The new axis will be the Ontario-Manitoba border.
Of course, the Canadian Alliance will squawk its opposition. Big deal: Mr. Chrétien's anti-Western policies, from gun control to land claims to the Wheat Board to regionally skewed pork-barrelling, all sailed through Parliament over the Opposition's noisy objections, too.
No, the defence against this new belligerence cannot come from the Alliance, nor from Manitoba or Saskatchewan (poor provinces weakened by NDP premiers). It could come from Gordon Campbell, the Liberal who will soon be premier of British Columbia. He opposed his Ottawa cousins on aboriginal land grabs, and might find the courage to stand up for other Western issues, too.
But the only real and immediate counterweight to Mr. Chrétien is Ralph Klein, Alberta's Premier. Mr. Klein can easily absorb the fiscal penalties that will come by rejecting Mr. Rock's health care fiats. Alberta, with its strong, young workforce, can profitably replace the Canada Pension Plan with a provincial alternative that does not transfer billions of dollars to Ottawa. Mr. Klein could dismiss the RCMP and form a provincial police force, like Ontario's or Quebec's, that would spend Alberta's resources on fighting crime, not registering duck hunters. Fact is, many of the weapons Mr. Chrétien wields are constitutionally illegitimate. Without a premier's consent, Ottawa cannot intrude.
So far, Mr. Klein has not parried Mr. Chrétien's thrusts. Maybe he is too focused on the looming Alberta election. But as Mr. Chrétien puts his threats into action, Mr. Klein will no longer be able to ignore him.
Perhaps Mr. Chrétien's first assault will be his proposed endangered species act, which violates property rights -- a provincial matter, constitutionally. Perhaps it will be a Kyoto-style resource tax -- again, provincial turf. In any event, Mr. Klein will be pressed to fight, whether he wants to or not, by the 90,000 Alliance members in Alberta. They are angry and frustrated by the rejection of their party by Eastern voters, but more so by the caustic and personal campaign waged by Mr. Chrétien. They are spoiling for a rematch with Ottawa -- now, not in three years.

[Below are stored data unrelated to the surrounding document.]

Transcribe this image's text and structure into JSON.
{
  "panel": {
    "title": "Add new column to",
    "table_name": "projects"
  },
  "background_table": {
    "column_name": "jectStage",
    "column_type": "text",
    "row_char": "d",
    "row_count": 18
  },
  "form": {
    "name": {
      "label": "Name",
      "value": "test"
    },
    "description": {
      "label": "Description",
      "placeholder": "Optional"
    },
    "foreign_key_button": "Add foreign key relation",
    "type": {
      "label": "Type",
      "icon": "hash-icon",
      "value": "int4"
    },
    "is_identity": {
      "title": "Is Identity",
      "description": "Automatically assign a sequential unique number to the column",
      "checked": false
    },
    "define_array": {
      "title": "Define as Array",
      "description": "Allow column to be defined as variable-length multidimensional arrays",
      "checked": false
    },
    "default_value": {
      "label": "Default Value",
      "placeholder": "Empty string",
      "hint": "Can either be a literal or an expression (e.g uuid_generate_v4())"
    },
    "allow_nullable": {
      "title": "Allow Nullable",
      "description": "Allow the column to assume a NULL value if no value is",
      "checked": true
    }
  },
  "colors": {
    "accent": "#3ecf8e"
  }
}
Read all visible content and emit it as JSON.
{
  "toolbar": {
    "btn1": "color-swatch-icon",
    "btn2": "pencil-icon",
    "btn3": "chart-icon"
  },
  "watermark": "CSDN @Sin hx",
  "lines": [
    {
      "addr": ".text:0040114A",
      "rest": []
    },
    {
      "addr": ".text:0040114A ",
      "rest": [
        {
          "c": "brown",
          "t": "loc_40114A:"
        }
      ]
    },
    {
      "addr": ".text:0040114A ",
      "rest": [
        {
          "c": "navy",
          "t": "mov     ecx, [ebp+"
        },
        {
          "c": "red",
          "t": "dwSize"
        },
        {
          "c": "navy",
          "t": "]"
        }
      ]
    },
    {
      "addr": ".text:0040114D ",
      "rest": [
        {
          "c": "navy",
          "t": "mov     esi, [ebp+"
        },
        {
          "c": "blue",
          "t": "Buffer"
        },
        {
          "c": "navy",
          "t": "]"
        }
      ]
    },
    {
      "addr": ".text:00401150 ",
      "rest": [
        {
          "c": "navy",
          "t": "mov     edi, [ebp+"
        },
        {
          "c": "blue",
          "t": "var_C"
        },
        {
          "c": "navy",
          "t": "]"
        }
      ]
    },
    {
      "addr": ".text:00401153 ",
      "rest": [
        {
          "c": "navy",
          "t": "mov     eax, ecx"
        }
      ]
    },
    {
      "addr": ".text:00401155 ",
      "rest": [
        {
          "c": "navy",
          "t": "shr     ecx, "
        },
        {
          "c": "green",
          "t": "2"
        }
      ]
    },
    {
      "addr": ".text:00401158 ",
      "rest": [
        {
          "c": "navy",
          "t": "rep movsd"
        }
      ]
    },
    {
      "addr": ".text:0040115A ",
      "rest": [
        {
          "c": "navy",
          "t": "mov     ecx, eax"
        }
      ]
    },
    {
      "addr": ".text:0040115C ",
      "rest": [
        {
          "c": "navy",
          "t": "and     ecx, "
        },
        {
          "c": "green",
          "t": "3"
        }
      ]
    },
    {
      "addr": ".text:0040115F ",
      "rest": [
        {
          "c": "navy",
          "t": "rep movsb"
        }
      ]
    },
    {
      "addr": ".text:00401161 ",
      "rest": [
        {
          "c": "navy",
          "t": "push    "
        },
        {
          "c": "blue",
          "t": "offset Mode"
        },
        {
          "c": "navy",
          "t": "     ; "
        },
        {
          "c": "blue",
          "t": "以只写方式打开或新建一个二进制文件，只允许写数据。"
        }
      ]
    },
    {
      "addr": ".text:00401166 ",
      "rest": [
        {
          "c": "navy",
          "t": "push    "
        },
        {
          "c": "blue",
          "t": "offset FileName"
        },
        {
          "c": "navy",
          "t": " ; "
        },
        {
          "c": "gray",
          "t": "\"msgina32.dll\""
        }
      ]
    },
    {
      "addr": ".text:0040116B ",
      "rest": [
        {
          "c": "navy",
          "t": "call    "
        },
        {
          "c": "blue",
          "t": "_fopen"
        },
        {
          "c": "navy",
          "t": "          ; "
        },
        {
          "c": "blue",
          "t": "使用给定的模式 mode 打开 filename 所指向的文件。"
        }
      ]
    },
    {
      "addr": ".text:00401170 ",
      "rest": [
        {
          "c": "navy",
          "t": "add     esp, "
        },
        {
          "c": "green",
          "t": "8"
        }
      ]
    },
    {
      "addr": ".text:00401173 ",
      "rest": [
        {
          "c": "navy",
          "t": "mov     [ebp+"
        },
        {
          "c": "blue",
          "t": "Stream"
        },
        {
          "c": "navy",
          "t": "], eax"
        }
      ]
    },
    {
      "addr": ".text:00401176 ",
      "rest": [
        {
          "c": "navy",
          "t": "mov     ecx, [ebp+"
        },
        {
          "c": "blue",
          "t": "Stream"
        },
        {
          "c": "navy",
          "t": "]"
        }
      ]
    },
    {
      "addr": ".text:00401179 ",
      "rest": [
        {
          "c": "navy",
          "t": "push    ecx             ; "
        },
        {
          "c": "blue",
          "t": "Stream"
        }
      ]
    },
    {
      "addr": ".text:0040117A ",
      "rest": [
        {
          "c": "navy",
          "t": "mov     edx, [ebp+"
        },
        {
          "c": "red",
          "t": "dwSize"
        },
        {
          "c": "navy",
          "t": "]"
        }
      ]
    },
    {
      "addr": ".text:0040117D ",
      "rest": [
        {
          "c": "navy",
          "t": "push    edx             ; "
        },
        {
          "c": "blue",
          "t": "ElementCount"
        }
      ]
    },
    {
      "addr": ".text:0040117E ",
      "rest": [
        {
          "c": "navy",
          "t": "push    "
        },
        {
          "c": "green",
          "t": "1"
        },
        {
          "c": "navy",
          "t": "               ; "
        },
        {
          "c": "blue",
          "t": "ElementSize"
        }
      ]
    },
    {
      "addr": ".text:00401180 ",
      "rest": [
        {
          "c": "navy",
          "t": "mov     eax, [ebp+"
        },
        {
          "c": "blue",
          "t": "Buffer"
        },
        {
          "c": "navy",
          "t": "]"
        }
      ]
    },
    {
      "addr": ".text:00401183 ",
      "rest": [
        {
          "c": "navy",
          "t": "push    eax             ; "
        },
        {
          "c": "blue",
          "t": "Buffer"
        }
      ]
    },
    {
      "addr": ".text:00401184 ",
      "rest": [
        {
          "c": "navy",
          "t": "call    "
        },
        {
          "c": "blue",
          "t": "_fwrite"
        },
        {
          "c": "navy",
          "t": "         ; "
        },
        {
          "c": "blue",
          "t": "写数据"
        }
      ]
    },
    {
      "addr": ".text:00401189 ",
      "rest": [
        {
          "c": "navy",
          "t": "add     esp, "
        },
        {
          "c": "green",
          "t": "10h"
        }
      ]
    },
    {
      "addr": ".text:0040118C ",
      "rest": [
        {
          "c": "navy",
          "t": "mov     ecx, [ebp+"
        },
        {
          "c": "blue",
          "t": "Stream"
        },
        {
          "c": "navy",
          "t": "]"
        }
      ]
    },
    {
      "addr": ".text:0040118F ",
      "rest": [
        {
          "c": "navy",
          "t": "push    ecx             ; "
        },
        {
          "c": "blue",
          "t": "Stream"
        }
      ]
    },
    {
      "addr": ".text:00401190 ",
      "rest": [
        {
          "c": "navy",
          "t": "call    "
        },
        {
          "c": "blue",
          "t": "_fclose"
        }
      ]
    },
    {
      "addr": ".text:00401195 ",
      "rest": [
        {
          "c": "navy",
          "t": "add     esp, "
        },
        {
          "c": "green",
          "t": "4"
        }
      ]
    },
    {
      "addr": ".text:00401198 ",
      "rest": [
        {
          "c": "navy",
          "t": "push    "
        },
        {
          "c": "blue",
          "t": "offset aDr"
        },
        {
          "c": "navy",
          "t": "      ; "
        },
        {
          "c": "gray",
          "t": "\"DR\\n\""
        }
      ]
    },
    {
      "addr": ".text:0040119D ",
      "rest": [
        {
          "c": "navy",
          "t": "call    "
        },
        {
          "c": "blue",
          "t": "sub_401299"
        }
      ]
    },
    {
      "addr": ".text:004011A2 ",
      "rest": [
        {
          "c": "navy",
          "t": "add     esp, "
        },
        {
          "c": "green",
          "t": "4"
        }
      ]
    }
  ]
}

Mr. Klein's strength has always been his populism: When he sees the public marching in a direction, he runs to the front to lead them. Public opinion transformed him from a fiscal liberal to a budget balancer, and from being a constitutional agnostic to calling a Senate election in 1998. He does not look for fights, but neither does he run from them. It will not take Mr. Klein and his pollsters long to detect Albertans' new anti-Ottawa mood. Their mood will be his mood.
This will not be the first war between Ottawa and Alberta; it will be the latest episode in a feud that goes back before Confederation. Ottawa has won every round so far, a statistic not lost on Mr. Chrétien. But in the new Alberta -- more populous, confident, rich, politically experimental and angry than ever -- he might just find his match.